# pretend honey



## the kid (Jul 9, 2006)

My daughter was given a few full honey bears ,,,, the wife was going to use some from one of the bears ,,,, and asked ? whats blended honey ?????
She looked farther on the lable and it said
"" Blend of PURE HONEY & SYRUP""

on the back in the 
Ingredients : High fructose syrup , Honey
that means over half is syrup 
Then we tasted it ,,,, NO HONEY TASTE ,,at all
the brand is
VIENZA ORCHARD 
PRODUCT OF,, INDIA 
distrbuted by CLS, LLC Minneapolis mn 55428

my daughter was so mad ,,,, even today she shes still steamed up about it ... 
 now she calls it pretend honey
she asked her kids if they wanted a pretend honey sandwich 
the kid


----------



## indypartridge (Oct 26, 2004)

At least she was "given" them and didn't have to pay any money for the junk.

Par for the course, though. Just like most "maple syrup" on the shelves is HFCS. It's always interesting when people taste real honey (or real maple syrup) and are surprised that is isn't just "sweet" but has FLAVOR!


----------



## ET1 SS (Oct 22, 2005)

Our government allows a percentage of 'honey' to be corn syrup.

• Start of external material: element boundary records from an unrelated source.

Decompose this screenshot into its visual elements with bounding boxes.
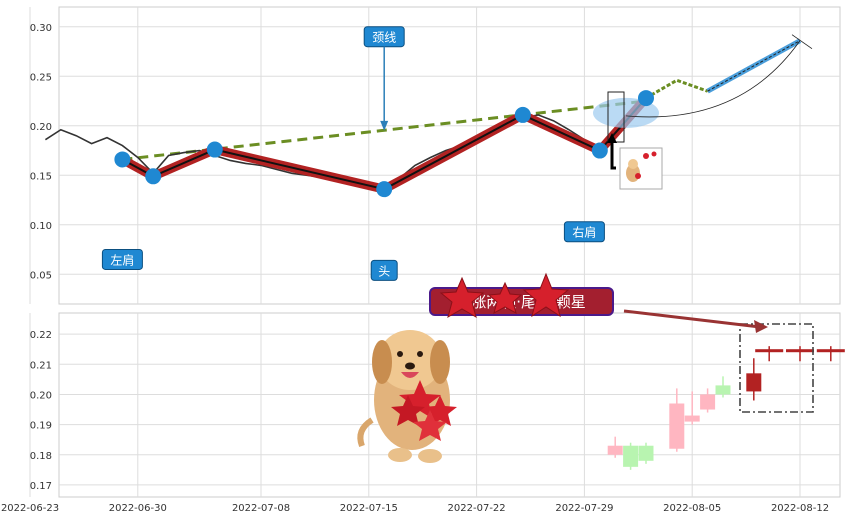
annotation-label: 右肩 bbox=[572, 225, 596, 240]
dog-icon bbox=[357, 330, 457, 463]
banner-arrow bbox=[623, 309, 761, 329]
annotation-label: 左肩 bbox=[110, 252, 134, 267]
highlight-box bbox=[739, 323, 814, 413]
candle-body bbox=[684, 415, 700, 422]
top-grid bbox=[29, 7, 840, 304]
breakout-arrow-head bbox=[607, 133, 617, 143]
candle-body bbox=[786, 349, 814, 353]
y-tick-label: 0.17 bbox=[30, 481, 52, 492]
projection-layer bbox=[593, 34, 813, 128]
banner-arrow-head bbox=[754, 320, 768, 333]
breakout-arrow bbox=[610, 140, 616, 170]
annotation-box bbox=[370, 259, 398, 281]
pattern-point bbox=[591, 142, 608, 159]
y-tick-label: 0.19 bbox=[30, 421, 52, 432]
y-tick-label: 0.22 bbox=[30, 330, 52, 341]
candle-body bbox=[700, 394, 716, 410]
top-y-ticks: 0.05 0.10 0.15 0.20 0.25 0.30 bbox=[30, 23, 52, 281]
y-tick-label: 0.20 bbox=[30, 122, 52, 133]
pattern-point bbox=[206, 141, 223, 158]
x-tick-label: 2022-07-22 bbox=[448, 503, 506, 514]
mini-dog-icon bbox=[619, 147, 663, 190]
pattern-point bbox=[376, 181, 393, 198]
projection-tick bbox=[791, 34, 813, 49]
candle-body bbox=[623, 445, 639, 467]
x-tick-label: 2022-06-23 bbox=[1, 503, 59, 514]
annotation-arrow-head bbox=[380, 120, 389, 131]
y-tick-label: 0.18 bbox=[30, 451, 52, 462]
x-tick-label: 2022-08-12 bbox=[771, 503, 829, 514]
candles-layer bbox=[607, 346, 845, 470]
candle-body bbox=[669, 403, 685, 449]
candle-body bbox=[816, 349, 845, 353]
annotation-box bbox=[101, 248, 143, 270]
x-tick-label: 2022-08-05 bbox=[663, 503, 721, 514]
projection-blue-core bbox=[707, 40, 801, 92]
annotation-label: 颈线 bbox=[372, 31, 396, 45]
annotation-box bbox=[563, 221, 605, 243]
candle-body bbox=[638, 445, 654, 461]
star-icon bbox=[439, 272, 570, 319]
x-tick-label: 2022-06-30 bbox=[109, 503, 167, 514]
y-tick-label: 0.25 bbox=[30, 72, 52, 83]
breakout-zone bbox=[593, 97, 659, 128]
candle-body bbox=[746, 373, 762, 392]
x-tick-label: 2022-07-29 bbox=[555, 503, 613, 514]
pattern-point bbox=[638, 90, 654, 107]
y-tick-label: 0.05 bbox=[30, 270, 52, 281]
pattern-points-layer bbox=[114, 90, 654, 198]
x-tick-label: 2022-07-08 bbox=[232, 503, 290, 514]
pattern-point bbox=[145, 168, 162, 185]
bottom-y-ticks: 0.17 0.18 0.19 0.20 0.21 0.22 bbox=[30, 330, 52, 492]
y-tick-label: 0.30 bbox=[30, 23, 52, 34]
x-ticks: 2022-06-23 2022-06-30 2022-07-08 2022-07-15… bbox=[1, 503, 829, 514]
y-tick-label: 0.20 bbox=[30, 390, 52, 401]
y-tick-label: 0.10 bbox=[30, 221, 52, 232]
candle-body bbox=[607, 445, 623, 455]
x-tick-label: 2022-07-15 bbox=[340, 503, 398, 514]
candle-body bbox=[755, 349, 784, 353]
y-tick-label: 0.21 bbox=[30, 360, 52, 371]
projection-green bbox=[645, 78, 709, 100]
projection-curve bbox=[625, 40, 801, 118]
candle-body bbox=[715, 385, 731, 395]
pattern-point bbox=[514, 106, 531, 123]
annotation-label: 头 bbox=[378, 264, 390, 278]
y-tick-label: 0.15 bbox=[30, 171, 52, 182]
pattern-point bbox=[114, 151, 131, 168]
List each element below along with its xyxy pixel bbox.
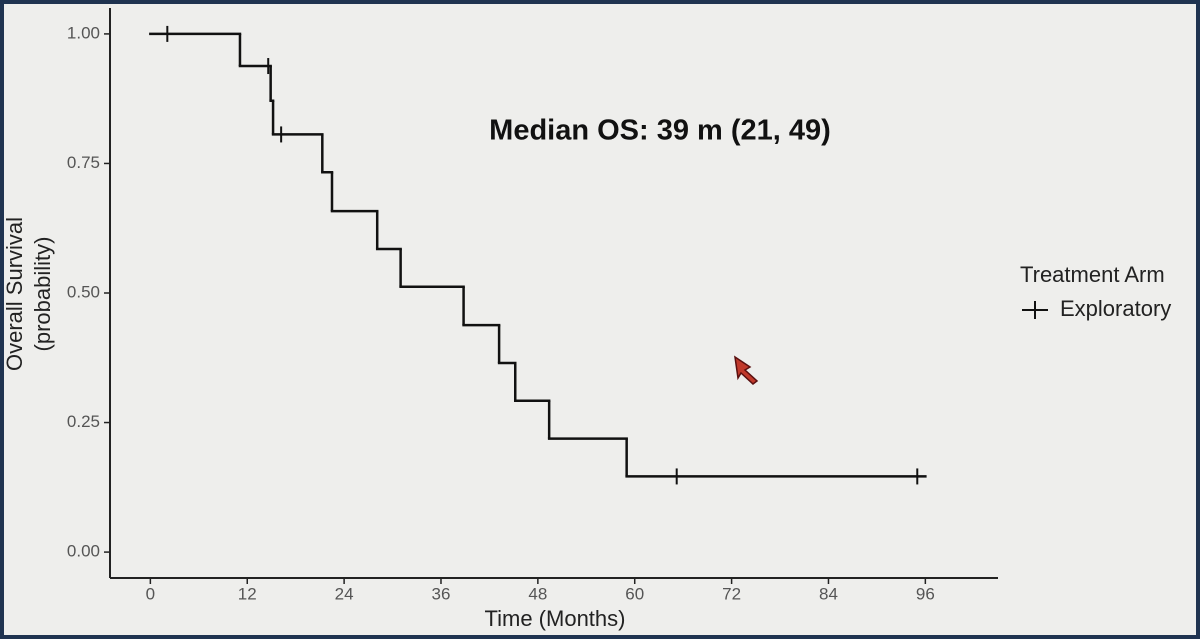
x-tick-label: 96 bbox=[916, 584, 935, 603]
x-tick-label: 12 bbox=[238, 584, 257, 603]
y-tick-label: 0.75 bbox=[67, 153, 100, 172]
x-tick-label: 60 bbox=[625, 584, 644, 603]
x-axis-title: Time (Months) bbox=[485, 606, 626, 631]
x-tick-label: 48 bbox=[528, 584, 547, 603]
y-tick-label: 0.50 bbox=[67, 282, 100, 301]
y-axis-title: Overall Survival (probability) bbox=[2, 217, 55, 371]
annotation: Median OS: 39 m (21, 49) bbox=[489, 115, 831, 147]
legend-label: Exploratory bbox=[1060, 296, 1171, 321]
x-tick-label: 24 bbox=[335, 584, 354, 603]
y-tick-label: 1.00 bbox=[67, 23, 100, 42]
x-tick-label: 72 bbox=[722, 584, 741, 603]
y-tick-label: 0.00 bbox=[67, 542, 100, 561]
cursor bbox=[734, 355, 759, 385]
x-tick-label: 0 bbox=[146, 584, 155, 603]
y-axis-title-line: Overall Survival bbox=[2, 217, 27, 371]
x-tick-label: 84 bbox=[819, 584, 838, 603]
x-tick-label: 36 bbox=[432, 584, 451, 603]
y-tick-label: 0.25 bbox=[67, 412, 100, 431]
plot-background bbox=[4, 4, 1196, 635]
y-axis-title-line: (probability) bbox=[30, 237, 55, 352]
legend-title: Treatment Arm bbox=[1020, 262, 1165, 287]
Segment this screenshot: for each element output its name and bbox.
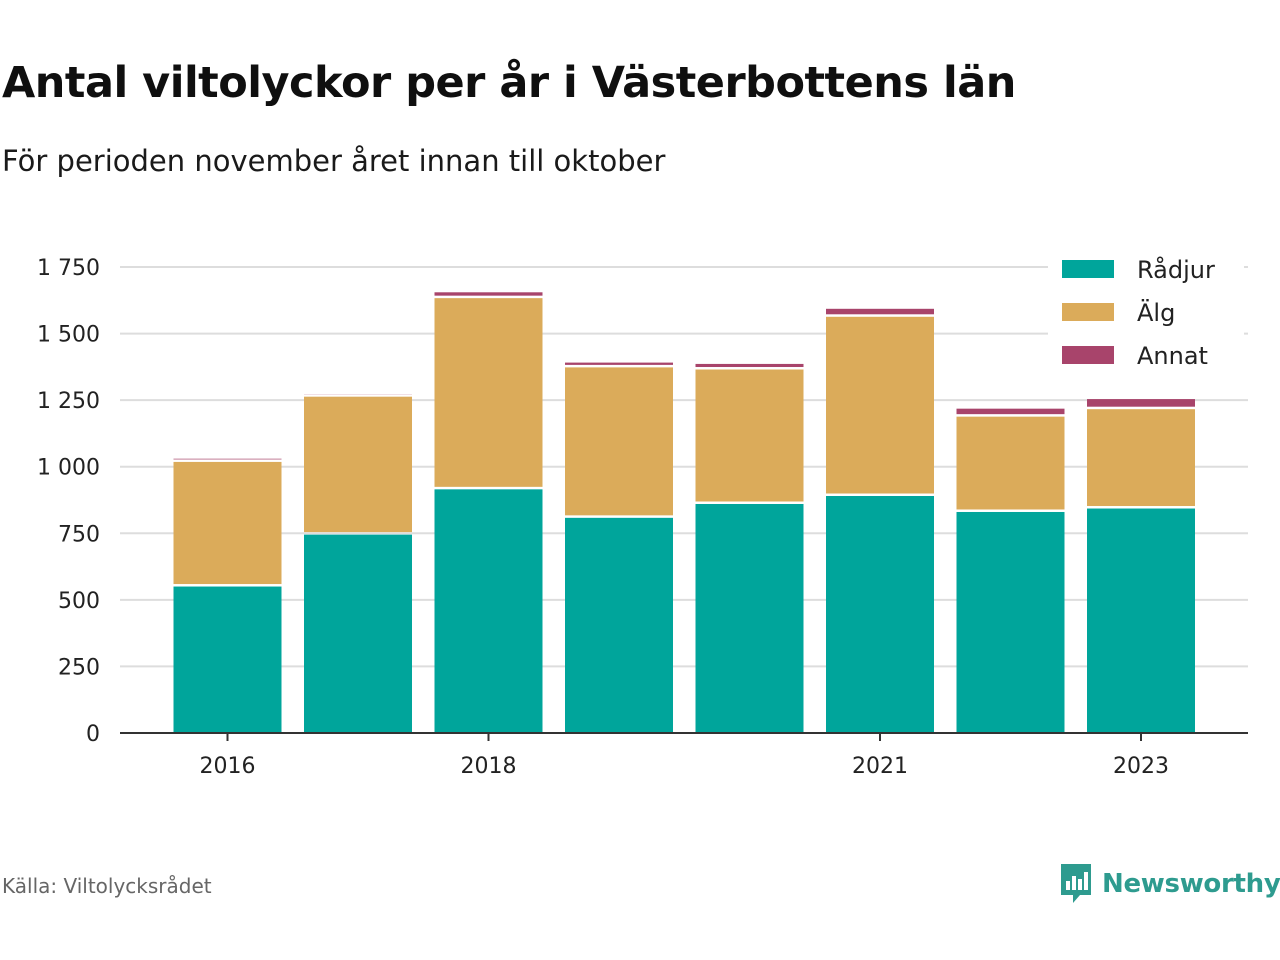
legend-label-rådjur: Rådjur — [1137, 255, 1215, 284]
y-tick-label: 1 500 — [37, 323, 100, 348]
bar-rådjur-2019 — [565, 517, 673, 733]
x-tick-label: 2021 — [852, 754, 908, 779]
bar-älg-2019 — [565, 367, 673, 516]
chart-title: Antal viltolyckor per år i Västerbottens… — [2, 58, 1016, 108]
bar-älg-2022 — [956, 416, 1065, 510]
chart-subtitle: För perioden november året innan till ok… — [2, 144, 666, 178]
legend-label-älg: Älg — [1137, 298, 1175, 327]
y-tick-label: 1 000 — [37, 456, 100, 481]
bars — [173, 292, 1195, 733]
bar-annat-2021 — [826, 308, 934, 315]
legend-swatch-rådjur — [1062, 260, 1114, 278]
axes: 0 250 500 750 1 000 1 250 1 500 1 750 2016 2018 20… — [37, 256, 1248, 779]
y-tick-label: 750 — [58, 522, 100, 547]
bar-älg-2021 — [826, 316, 934, 494]
bar-annat-2018 — [434, 292, 543, 296]
bar-rådjur-2017 — [304, 534, 412, 733]
y-tick-label: 0 — [86, 722, 100, 747]
y-tick-label: 250 — [58, 655, 100, 680]
legend: Rådjur Älg Annat — [1048, 242, 1244, 376]
y-tick-label: 1 250 — [37, 389, 100, 414]
bar-älg-2023 — [1087, 409, 1195, 507]
bar-rådjur-2023 — [1087, 508, 1195, 733]
legend-swatch-annat — [1062, 346, 1114, 364]
x-tick-label: 2023 — [1113, 754, 1169, 779]
bar-rådjur-2021 — [826, 496, 934, 733]
bar-annat-2019 — [565, 362, 673, 365]
bar-älg-2016 — [173, 461, 282, 585]
bar-älg-2018 — [434, 298, 543, 487]
bar-älg-2017 — [304, 396, 412, 533]
newsworthy-logo-icon — [1061, 864, 1091, 903]
bar-rådjur-2020 — [695, 503, 804, 733]
bar-rådjur-2022 — [956, 511, 1065, 733]
brand-name: Newsworthy — [1102, 869, 1280, 899]
bar-rådjur-2016 — [173, 586, 282, 733]
bar-annat-2022 — [956, 408, 1065, 415]
y-tick-label: 500 — [58, 589, 100, 614]
brand[interactable]: Newsworthy — [1058, 862, 1280, 906]
bar-annat-2016 — [173, 458, 282, 460]
bar-rådjur-2018 — [434, 489, 543, 733]
x-tick-label: 2018 — [461, 754, 517, 779]
legend-label-annat: Annat — [1137, 342, 1208, 370]
bar-annat-2020 — [695, 363, 804, 368]
bar-älg-2020 — [695, 369, 804, 502]
x-tick-label: 2016 — [200, 754, 256, 779]
y-tick-label: 1 750 — [37, 256, 100, 281]
bar-annat-2023 — [1087, 399, 1195, 407]
source-note: Källa: Viltolycksrådet — [2, 874, 212, 898]
legend-swatch-älg — [1062, 303, 1114, 321]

Some imported 'honey' has been detected with levels of corn syrup so high that it violates US law.

If I recall correctly "100% pure honey" can still have 30% corn syrup in it.


----------



## madness (Dec 6, 2006)

ET1 SS said:


> If I recall correctly "100% pure honey" can still have 30% corn syrup in it.


Seriously?!? What a drag! You can't even trust labels anymore. I thought that was the point of the ingredient list...


----------



## Ernie (Jul 22, 2007)

Buy local straight from the producer, if there's any way at all you can get it. And honey ships pretty easily, so I'd be surprised if you can't get it.

If I get sloppy "producing" my honey, then the most you're going to get in there is some wax or a bee wing or leg ... not some chemical or corn syrup.


----------



## the kid (Jul 9, 2006)

If she had payed for honey and got that crap ,,, that manager would have got tore up ,,,, and she would have her money back in her hand ,,, this girl likes ripping them a new -------
the kid


----------